Hondo is one of John Wayne’s best Westerns in the 1950s, an exception, since it was not directed by maestro John Ford.

Wayne plays the eponymous hero, Hondo Lane, a former gunfighter who is now a dispatch rider for the U.S. Cavalry. Upon meeting Angie Lowe (Geraldine Page) and her son Johnny (Lee Aaker), Hondo learns that her husband had deserted them in the wake of an Apache uprising.

The plot of the movie, directed by John Farrow (actress Mia Farrow’s father), resembles that of George Stevens’ Shane, released several months earlier.  Both Westerns are based on the premise that every child needs a sociological father–a mature authority figure–to instruct him how to become a real man.

Wayne helps Mrs. Lowe restore the ranch and becomes a role model for her son, Johnny, teaching him, among many things, how to swim by throwing him into the water.

Hondo starts as Johnny’s sociological father and ends up as his legal parent, after killing his birth father, though he is unaware of his identity at the time.

hondo_wayne_5At the end, as in many Westerns, Hondo leaves with his new family to start a new life in California.

The supporting cast includes Wayne’s regulars Ward Bond and James Arness.

Wayne’s production company Batjac purchased the rights to Louis L’Amour’s short story, “The Gift of Cochise,” in 1952. Wayne’s friend and frequent collaborator James Edward Grant wrote the adaptation, which expanded the original story with new characters and a cavalry subplot. L’Amour wrote the novelization of the film, which became a bestseller after the film’s release.
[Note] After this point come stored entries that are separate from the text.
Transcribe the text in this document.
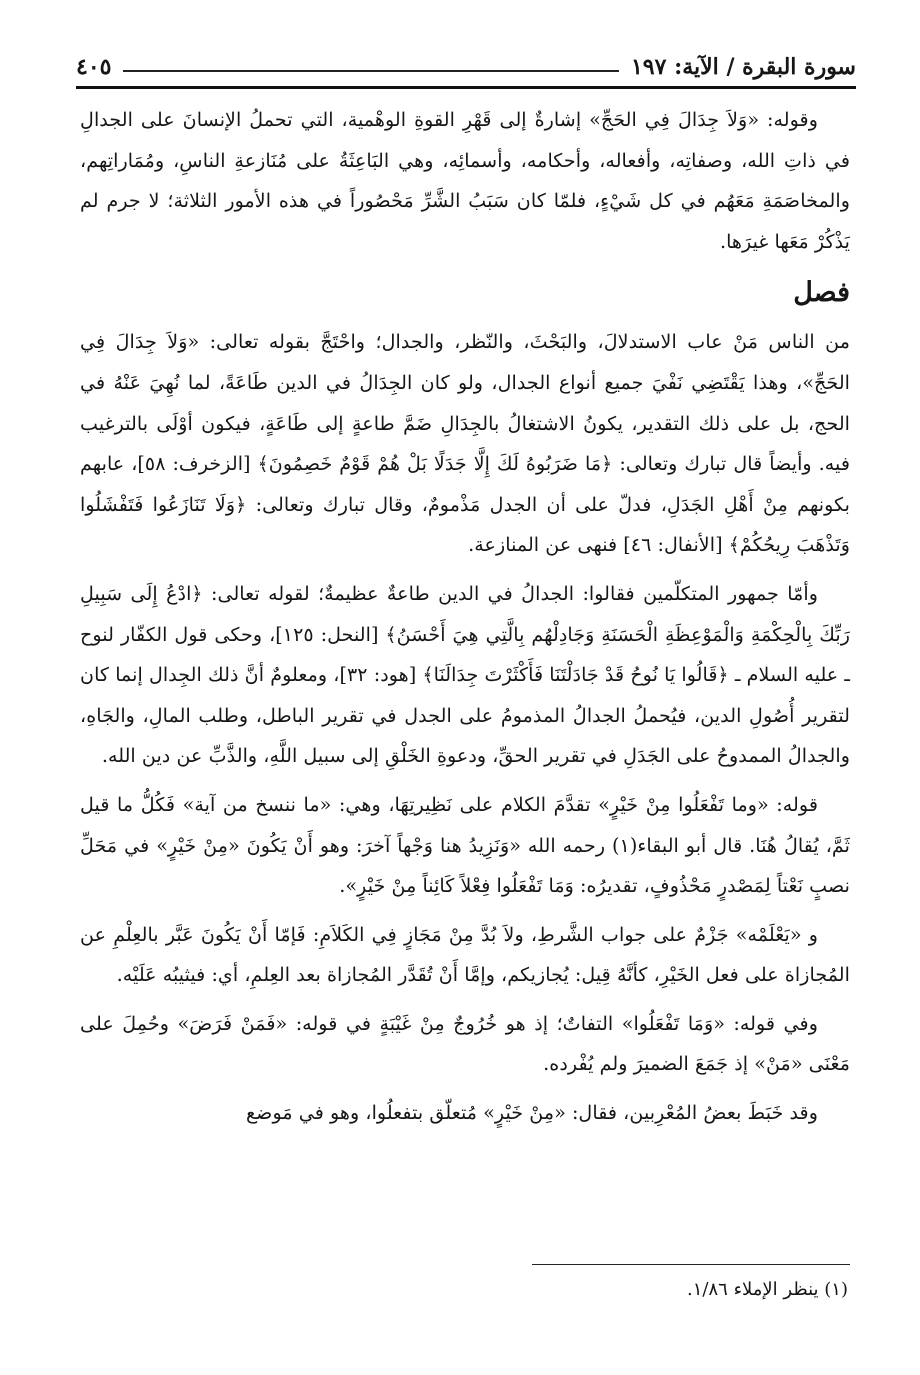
سورة البقرة / الآية: ١٩٧
٤٠٥

وقوله: «وَلاَ جِدَالَ فِي الحَجِّ» إشارةٌ إلى قَهْرِ القوةِ الوهْمية، التي تحملُ الإنسانَ على الجدالِ في ذاتِ الله، وصفاتِه، وأفعاله، وأحكامه، وأسمائِه، وهي البَاعِثَةُ على مُنَازعةِ الناسِ، ومُمَاراتِهم، والمخاصَمَةِ مَعَهُم في كل شَيْءٍ، فلمّا كان سَبَبُ الشَّرِّ مَحْصُوراً في هذه الأمور الثلاثة؛ لا جرم لم يَذْكُرْ مَعَها غيرَها.

فصل

من الناس مَنْ عاب الاستدلالَ، والبَحْثَ، والنّظر، والجدال؛ واحْتَجَّ بقوله تعالى: «وَلاَ جِدَالَ فِي الحَجِّ»، وهذا يَقْتَضِي نَفْيَ جميع أنواع الجدال، ولو كان الجِدَالُ في الدين طَاعَةً، لما نُهِيَ عَنْهُ في الحج، بل على ذلك التقدير، يكونُ الاشتغالُ بالجِدَالِ ضَمَّ طاعةٍ إلى طَاعَةٍ، فيكون أوْلَى بالترغيب فيه. وأيضاً قال تبارك وتعالى: ﴿مَا ضَرَبُوهُ لَكَ إِلَّا جَدَلًا بَلْ هُمْ قَوْمٌ خَصِمُونَ﴾ [الزخرف: ٥٨]، عابهم بكونهم مِنْ أَهْلِ الجَدَلِ، فدلّ على أن الجدل مَذْمومٌ، وقال تبارك وتعالى: ﴿وَلَا تَنَازَعُوا فَتَفْشَلُوا وَتَذْهَبَ رِيحُكُمْ﴾ [الأنفال: ٤٦] فنهى عن المنازعة.

وأمّا جمهور المتكلّمين فقالوا: الجدالُ في الدين طاعةٌ عظيمةٌ؛ لقوله تعالى: ﴿ادْعُ إِلَى سَبِيلِ رَبِّكَ بِالْحِكْمَةِ وَالْمَوْعِظَةِ الْحَسَنَةِ وَجَادِلْهُم بِالَّتِي هِيَ أَحْسَنُ﴾ [النحل: ١٢٥]، وحكى قول الكفّار لنوح ـ عليه السلام ـ ﴿قَالُوا يَا نُوحُ قَدْ جَادَلْتَنَا فَأَكْثَرْتَ جِدَالَنَا﴾ [هود: ٣٢]، ومعلومٌ أنَّ ذلك الجِدال إنما كان لتقرير أُصُولِ الدين، فيُحملُ الجدالُ المذمومُ على الجدل في تقرير الباطل، وطلب المالِ، والجَاهِ، والجدالُ الممدوحُ على الجَدَلِ في تقرير الحقِّ، ودعوةِ الخَلْقِ إلى سبيل اللَّهِ، والذَّبِّ عن دين الله.

قوله: «وما تَفْعَلُوا مِنْ خَيْرٍ» تقدَّمَ الكلام على نَظِيرتِهَا، وهي: «ما ننسخ من آية» فَكُلُّ ما قيل ثَمَّ، يُقالُ هُنَا. قال أبو البقاء(١) رحمه الله «وَنَزِيدُ هنا وَجْهاً آخرَ: وهو أَنْ يَكُونَ «مِنْ خَيْرٍ» في مَحَلِّ نصبٍ نَعْتاً لِمَصْدرٍ مَحْذُوفٍ، تقديرُه: وَمَا تَفْعَلُوا فِعْلاً كَائِناً مِنْ خَيْرٍ».

و «يَعْلَمْه» جَزْمٌ على جواب الشَّرطِ، ولاَ بُدَّ مِنْ مَجَازٍ فِي الكَلاَمِ: فَإمّا أَنْ يَكُونَ عَبَّر بالعِلْمِ عن المُجازاة على فعل الخَيْرِ، كأنَّهُ قِيل: يُجازيكم، وإمَّا أَنْ تُقَدَّر المُجازاة بعد العِلمِ، أي: فيثيبُه عَلَيْه.

وفي قوله: «وَمَا تَفْعَلُوا» التفاتٌ؛ إذ هو خُرُوجٌ مِنْ غَيْبَةٍ في قوله: «فَمَنْ فَرَضَ» وحُمِلَ على مَعْنَى «مَنْ» إذ جَمَعَ الضميرَ ولم يُفْرده.

وقد خَبَطَ بعضُ المُعْرِبين، فقال: «مِنْ خَيْرٍ» مُتعلّق بتفعلُوا، وهو في مَوضع

(١) ينظر الإملاء ١/٨٦.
The film was shot in the Mexican desert state of Chihuahua in 3-D, which added excitement to the fight scenes and depth to the chases.  But it was mostly released in flat versions.

As a novelty, which in this picture meant shooting flaming arrows at the audience, it soon became overly familiar, not to speak of the expense involved.

John Ford Uncredited






The shoot went over schedule, and Farrow had to leave to direct another movie. The final scenes featuring the Apache attack on the wagons of the Army and settlers were shot by John Ford, whom Wayne had asked to finish the film; Ford was uncredited.


Footage from Hondo was later inserted into the opening sequence of Wayne’s last film, The Shootist, to illustrate the backstory of his character.

The two main character names from Hondo (“Lane” and “Mrs. Lowe”) reappear in Wayne’s 1973 western The Train Robbers; Ann-Margret’s name is Mrs. Lowe.

Oscar Alert

Oscar nominations: 2

Motion Picture Story: Louis L’Amour
Supporting Actress: Geraldine Page

Oscar Scandal

Two days after the nomination, noted writer L’Amour informed the Academy that his story had first been published in Collier’s magazine on July 5, 1952, under the title “The Gift,” thus rendering it ineligible.  The nomination was withdrawn, through the winner, Ian McLellan Hunter, for “Roman Holiday,” was no other than blacklisted writer Dalton Trumbo.

Actor Alert

“Hondo” was Geraldine Page’s big Hollywood entree, bringing her the first (supporting) Oscar nominations.  The winner, however, was Donna Reed for From Here to Eternity, which swept most of the 1953 Oscars.  Page would be nominated for seven additional Oscar, finally winning the Best Actress Oscar in 1985, for “The Trip to Bountiful.”